Deep Sea Ecology and Seafloor Research

With an average depth of over 4000 meters, about 95 percent of the ocean volume is dark, cold and subject to high pressures. These stressors maximize on the seafloor, but surprisingly one of the most productive and unique ecosystems establish on the deep-sea floor, for example along mid-ocean ridges, gas seeps and continental shelf sediments. Here, energy-rich chemical redox gradients form, on which chemosynthetic microbes thrive. In symbiosis with these microbes, various macroinvertebrates have specialized to transform the energy-rich abiotic chemical environment into a biodiversity and evolution hotspot that is currently becoming a real-world model for extraterrestrial life research.  However, the deep-sea is not far from anthropogenic influences. The 21st century has already witnessed the start of natural gas extraction, mining and tapping of the genetic potential in and around deep-sea ecosystems. These developments highlight the emerging importance of deep-seas for a blue economy but also underline the need for integrated studies for sustainable utilization of ocean resources. 

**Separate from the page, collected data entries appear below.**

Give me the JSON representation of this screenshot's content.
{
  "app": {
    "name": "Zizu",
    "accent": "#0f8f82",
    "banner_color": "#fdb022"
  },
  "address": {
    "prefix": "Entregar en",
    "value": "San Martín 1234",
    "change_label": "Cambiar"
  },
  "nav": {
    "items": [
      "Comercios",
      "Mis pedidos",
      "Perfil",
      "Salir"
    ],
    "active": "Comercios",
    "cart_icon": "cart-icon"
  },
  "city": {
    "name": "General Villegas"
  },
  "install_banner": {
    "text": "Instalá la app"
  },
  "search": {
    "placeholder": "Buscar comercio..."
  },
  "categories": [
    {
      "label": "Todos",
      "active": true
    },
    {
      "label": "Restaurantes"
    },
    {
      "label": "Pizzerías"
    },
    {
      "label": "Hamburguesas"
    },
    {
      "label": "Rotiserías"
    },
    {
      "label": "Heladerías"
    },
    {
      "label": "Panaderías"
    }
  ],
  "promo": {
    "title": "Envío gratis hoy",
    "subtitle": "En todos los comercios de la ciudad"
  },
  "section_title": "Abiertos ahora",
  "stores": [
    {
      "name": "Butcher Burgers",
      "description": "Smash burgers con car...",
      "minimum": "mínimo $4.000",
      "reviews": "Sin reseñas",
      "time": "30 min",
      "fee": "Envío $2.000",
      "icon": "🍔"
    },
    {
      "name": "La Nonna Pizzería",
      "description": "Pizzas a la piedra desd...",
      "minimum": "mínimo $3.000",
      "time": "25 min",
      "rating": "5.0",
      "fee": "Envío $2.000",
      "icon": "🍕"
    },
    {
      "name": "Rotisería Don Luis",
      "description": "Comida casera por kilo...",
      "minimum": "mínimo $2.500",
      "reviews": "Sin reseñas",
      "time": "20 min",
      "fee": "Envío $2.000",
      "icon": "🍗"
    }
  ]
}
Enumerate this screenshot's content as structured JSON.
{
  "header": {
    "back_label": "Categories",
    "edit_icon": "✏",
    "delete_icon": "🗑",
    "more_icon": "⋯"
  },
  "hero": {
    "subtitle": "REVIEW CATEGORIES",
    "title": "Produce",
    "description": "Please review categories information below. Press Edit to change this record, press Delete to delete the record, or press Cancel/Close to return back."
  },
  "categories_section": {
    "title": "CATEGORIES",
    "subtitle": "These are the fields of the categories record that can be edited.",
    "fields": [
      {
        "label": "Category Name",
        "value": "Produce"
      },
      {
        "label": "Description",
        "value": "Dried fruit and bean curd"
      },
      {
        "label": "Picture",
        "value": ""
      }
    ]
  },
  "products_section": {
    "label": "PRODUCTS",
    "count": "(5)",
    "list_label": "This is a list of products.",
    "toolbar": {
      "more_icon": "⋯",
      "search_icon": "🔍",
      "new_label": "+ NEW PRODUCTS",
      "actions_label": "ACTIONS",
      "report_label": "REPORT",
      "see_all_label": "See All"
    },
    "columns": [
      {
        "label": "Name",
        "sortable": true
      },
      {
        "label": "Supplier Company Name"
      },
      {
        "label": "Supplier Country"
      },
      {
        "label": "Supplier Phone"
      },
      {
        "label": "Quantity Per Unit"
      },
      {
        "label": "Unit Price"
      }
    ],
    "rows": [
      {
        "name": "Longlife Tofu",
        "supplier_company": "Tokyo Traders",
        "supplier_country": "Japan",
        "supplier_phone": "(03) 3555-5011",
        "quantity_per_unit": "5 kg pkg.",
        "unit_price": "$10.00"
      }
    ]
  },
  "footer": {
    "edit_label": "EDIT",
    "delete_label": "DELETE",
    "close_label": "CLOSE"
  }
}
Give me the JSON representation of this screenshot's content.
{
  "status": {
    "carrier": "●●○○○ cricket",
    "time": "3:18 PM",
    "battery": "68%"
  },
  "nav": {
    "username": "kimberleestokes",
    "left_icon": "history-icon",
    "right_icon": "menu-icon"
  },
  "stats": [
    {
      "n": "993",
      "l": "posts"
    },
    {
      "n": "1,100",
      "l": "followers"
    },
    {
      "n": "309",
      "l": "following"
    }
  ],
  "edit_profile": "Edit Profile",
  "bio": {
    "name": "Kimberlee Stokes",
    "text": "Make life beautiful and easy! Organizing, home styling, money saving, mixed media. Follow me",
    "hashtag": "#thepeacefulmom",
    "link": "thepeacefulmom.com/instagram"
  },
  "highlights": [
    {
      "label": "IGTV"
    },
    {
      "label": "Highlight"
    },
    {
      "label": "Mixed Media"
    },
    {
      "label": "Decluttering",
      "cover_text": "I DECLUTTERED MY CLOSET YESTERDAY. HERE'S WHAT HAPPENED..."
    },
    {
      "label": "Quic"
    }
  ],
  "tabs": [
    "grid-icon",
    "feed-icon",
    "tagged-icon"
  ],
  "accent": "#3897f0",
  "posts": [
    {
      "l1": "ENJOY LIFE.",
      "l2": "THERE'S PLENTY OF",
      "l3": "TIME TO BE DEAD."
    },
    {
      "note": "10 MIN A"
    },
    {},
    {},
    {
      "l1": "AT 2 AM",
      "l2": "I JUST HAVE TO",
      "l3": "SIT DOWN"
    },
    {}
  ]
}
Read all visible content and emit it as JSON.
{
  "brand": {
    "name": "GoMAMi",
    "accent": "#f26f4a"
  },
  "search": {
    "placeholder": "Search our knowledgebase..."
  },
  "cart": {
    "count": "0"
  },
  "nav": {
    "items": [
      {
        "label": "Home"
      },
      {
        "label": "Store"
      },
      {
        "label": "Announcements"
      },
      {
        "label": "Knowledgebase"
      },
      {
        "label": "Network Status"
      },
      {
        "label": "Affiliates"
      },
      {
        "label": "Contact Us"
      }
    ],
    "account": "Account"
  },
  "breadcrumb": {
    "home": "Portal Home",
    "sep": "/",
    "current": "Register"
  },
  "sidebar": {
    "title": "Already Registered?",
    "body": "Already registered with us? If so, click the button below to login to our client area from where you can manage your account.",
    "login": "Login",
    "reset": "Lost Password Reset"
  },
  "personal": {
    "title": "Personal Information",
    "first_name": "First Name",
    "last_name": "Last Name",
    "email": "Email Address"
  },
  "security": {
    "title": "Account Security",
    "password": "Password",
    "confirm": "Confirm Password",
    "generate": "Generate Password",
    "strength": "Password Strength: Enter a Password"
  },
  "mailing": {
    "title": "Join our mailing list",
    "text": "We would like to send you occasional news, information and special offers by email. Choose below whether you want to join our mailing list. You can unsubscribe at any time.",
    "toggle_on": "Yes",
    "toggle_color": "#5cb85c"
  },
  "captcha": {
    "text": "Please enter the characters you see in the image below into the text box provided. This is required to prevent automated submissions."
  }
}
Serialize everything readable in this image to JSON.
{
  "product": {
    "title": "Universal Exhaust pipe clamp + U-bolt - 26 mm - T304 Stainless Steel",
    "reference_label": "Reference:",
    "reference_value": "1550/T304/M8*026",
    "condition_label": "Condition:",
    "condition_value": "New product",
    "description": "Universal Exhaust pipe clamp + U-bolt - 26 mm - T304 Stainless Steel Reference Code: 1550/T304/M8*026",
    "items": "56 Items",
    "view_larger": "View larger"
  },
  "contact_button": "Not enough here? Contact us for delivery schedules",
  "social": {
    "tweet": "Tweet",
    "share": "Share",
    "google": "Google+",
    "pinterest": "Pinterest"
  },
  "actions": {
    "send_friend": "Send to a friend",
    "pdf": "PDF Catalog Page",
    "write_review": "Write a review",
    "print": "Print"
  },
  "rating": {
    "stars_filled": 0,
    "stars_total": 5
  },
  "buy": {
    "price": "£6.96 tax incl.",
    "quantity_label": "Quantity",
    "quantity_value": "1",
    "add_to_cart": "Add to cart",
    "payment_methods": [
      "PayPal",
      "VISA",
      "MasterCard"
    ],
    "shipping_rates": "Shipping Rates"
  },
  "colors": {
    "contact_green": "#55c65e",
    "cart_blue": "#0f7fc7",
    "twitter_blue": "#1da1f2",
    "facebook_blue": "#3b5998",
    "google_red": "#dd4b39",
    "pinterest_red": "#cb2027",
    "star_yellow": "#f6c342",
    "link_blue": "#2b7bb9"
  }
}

At METU-IMS deep-sea research have been carried out in four interconnected programs:

Deep-Sea Chemosynthetic Ecosystems: The deep-sea is the least explored frontier on the Earth. It hosts unique ecosystems, mostly driven by dark energy such as submarine volcanoes. With a multidisciplinary approach embedded in international programs, we aim to understand deep ecosystems of the Turkish Seas in the context of global change and sustainable use of seafloor resources.

Seafloor Characterization and Habitat Mapping: The seafloor is a heterogeneous but fascinating mosaic of structures and habitats. Using advanced mapping and remote detection tools we build detailed maps and seismic sections of the seafloor of the Turkish continental margins. The products support many ocean applications including earthquake research, biological habitat mapping and future marine spatial planning efforts

Marine Chemical Sensors:Autonomous, robust sensors are needed to overcome the scarcity of observations that limit our understanding of most marine ecosystems. We work on increasing the technological readiness levels of existing prototype sensors as well as developing new methods for in-situ sensing of climate and economic-relevant substrates in the ocean.

Sediment Geochemistry and Geomicrobiology: Strongly coupled to chemical gradients, the soft bottom seafloor is one of the largest microbial habitats in our planet. We aim to understand the processes that drive this coupled system using diverse analytical chemical and geomicrobial approaches. Both fieldwork and modeling are an integral part of this topic.